For My Poetical Life
the only political opinions I care about are from those who've come to speak them most reluctantly
The farmer who is not farming is likely fighting for a farm.
As there are born soldiers, there are born farmers. But threaten the soil of a farmer, one who only in his heart of hearts seeks to plant and tend to his own seedlings, and you’ll discover soldiers can also be made, sometimes out of the most unlikely stuff.
One might ask them: you can speak, why fight? You’ve been cut off from the fields, but you’re not being kept indoors. Why fight?
Don’t you understand, to the honest tiller of the land, words are the most unimportant of seeds.

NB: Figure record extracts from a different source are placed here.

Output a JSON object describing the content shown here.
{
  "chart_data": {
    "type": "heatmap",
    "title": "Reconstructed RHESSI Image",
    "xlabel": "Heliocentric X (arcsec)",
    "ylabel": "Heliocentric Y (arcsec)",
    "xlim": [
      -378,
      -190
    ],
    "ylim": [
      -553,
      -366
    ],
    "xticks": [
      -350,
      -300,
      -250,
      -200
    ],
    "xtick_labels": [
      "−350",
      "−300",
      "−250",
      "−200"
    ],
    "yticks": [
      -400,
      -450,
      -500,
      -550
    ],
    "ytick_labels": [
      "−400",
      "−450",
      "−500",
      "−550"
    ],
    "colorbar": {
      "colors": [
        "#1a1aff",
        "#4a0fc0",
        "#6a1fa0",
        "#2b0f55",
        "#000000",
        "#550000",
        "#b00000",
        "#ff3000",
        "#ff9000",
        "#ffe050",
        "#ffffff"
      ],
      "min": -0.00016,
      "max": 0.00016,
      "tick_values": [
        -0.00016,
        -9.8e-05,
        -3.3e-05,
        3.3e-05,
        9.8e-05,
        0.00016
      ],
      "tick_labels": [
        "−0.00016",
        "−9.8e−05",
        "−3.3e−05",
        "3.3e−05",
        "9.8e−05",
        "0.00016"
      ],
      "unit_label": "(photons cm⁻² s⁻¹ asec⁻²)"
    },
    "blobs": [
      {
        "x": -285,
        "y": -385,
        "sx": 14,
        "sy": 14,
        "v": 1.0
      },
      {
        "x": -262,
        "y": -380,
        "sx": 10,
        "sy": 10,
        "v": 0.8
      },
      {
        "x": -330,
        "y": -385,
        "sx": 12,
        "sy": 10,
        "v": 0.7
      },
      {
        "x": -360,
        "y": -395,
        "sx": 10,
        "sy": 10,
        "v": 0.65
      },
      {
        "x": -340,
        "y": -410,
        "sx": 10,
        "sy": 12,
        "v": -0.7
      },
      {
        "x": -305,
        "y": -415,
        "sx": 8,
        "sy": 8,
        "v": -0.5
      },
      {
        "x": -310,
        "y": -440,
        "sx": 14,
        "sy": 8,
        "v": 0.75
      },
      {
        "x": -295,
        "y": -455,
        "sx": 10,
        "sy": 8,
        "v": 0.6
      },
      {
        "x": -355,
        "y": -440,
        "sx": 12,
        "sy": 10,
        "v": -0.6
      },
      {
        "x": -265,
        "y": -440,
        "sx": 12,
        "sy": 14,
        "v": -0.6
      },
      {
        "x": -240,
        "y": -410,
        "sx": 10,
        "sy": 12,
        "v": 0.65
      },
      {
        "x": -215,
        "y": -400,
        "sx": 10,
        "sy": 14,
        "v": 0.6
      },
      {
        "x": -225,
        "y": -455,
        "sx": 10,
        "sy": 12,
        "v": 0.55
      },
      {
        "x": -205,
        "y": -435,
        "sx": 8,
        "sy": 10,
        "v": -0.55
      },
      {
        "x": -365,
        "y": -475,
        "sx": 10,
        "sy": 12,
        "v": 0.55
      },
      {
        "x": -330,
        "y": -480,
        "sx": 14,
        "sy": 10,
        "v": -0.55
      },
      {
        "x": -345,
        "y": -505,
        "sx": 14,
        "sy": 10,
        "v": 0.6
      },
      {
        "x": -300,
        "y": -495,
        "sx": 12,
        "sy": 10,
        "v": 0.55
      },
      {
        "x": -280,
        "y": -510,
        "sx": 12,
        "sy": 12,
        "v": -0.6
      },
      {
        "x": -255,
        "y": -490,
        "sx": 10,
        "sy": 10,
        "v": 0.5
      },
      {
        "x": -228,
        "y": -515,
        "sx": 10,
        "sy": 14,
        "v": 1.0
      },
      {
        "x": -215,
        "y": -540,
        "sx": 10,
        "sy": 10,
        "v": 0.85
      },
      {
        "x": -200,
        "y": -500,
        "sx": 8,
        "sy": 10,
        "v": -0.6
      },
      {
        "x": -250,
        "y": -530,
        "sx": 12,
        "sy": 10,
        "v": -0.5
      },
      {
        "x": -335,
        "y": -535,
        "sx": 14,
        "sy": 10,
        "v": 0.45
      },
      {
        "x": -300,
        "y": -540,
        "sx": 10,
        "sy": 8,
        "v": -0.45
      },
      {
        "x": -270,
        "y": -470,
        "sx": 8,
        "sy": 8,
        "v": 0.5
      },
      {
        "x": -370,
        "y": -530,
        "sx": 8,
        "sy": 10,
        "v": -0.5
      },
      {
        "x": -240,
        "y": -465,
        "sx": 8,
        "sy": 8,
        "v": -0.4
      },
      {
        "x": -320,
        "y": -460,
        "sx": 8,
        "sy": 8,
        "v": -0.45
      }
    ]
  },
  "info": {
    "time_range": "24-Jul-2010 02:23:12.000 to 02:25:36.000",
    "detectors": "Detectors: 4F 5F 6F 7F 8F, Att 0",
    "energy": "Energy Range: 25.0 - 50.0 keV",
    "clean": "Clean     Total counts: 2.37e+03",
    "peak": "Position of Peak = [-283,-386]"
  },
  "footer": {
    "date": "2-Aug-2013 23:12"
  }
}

It’s all about their landing and implanting, and when you grant them only rocky consolations, they feel as useful as fruit that’s gone bad but still stubborn on the stem. Even the best creations amount to little more than seeds suspended in air when all cultural context is blighted.
Still, the soldierly uniform, if donned, is like the colors of a passing season. It is worn fully and superficially by one who enlists their entire surface in a fight for the depths. What’s emerged has done so at an emergency pace, needing to detach itself from the roots it has rushed to the defense of, but in doing so temporarily obscuring them too.
Clarity then becomes a rallying cry, because there’s something else, something better and truer the farmer-soldier wants grown to be seen.
Fighter or farmer? As for myself, my heart’s only in the latter but, threaten my farm or deny me reasonable outlet to potentially fertile soil, I enlist.
If ever I seem to involve myself in a political fight, I do so for only one reason: for my poetical life.